As they say, money makes the world go round 🌎. If most payers won’t credential practitioners without a valid DEA registration, and the DEA won’t grant a registration without a bonafide physical location in the intended state of practice – goodbye 👋🏽 to virtual-only care companies that have any component of in-network business, unless they can quickly and economically open at least one physical office in each state they operate in. It is worth noting that presumably, D2C digital health care companies that are purely cash pay only and do not prescribe controlled substances may not be as impacted (or impacted at all) by the DEA regulations coming back into force.
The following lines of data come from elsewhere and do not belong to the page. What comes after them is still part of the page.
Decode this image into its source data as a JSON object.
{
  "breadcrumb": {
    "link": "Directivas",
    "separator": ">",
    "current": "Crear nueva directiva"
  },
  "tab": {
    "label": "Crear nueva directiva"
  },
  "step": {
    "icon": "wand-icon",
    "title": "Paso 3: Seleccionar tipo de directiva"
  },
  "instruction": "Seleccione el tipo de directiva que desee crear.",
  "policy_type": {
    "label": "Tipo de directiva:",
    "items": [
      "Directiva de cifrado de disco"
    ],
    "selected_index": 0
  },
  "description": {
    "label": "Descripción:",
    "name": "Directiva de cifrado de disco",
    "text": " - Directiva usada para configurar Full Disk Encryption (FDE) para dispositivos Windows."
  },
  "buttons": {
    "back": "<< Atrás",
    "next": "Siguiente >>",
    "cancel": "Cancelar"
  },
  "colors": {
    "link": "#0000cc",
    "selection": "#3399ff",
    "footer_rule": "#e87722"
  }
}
So the million dollar question 💰 is: who can we convince to enact positive change faster: the DEA or payers (we wouldn’t hold our breath on either, unless you’re a freediver)? And the $64,000 question is: will this spawn a new crop of startups that help digital care delivery companies comply with DEA regulations by outsourcing full stack bonafide micro offices in all 50 states? Either way, we say there should be much more conversation within the healthcare community and through our various arms of influence around the DEA registration requirements.
The doctors’ questions for you:
How or why has the DEA registration question slipped under the radar of so many smart folks in digital health and healthcare regulatory affairs (ourselves included)?
With digital health innovation moving so quickly and the regulatory frameworks underpinning it lagging behind, how do we work more collaboratively with stakeholders to get regulations to catch up?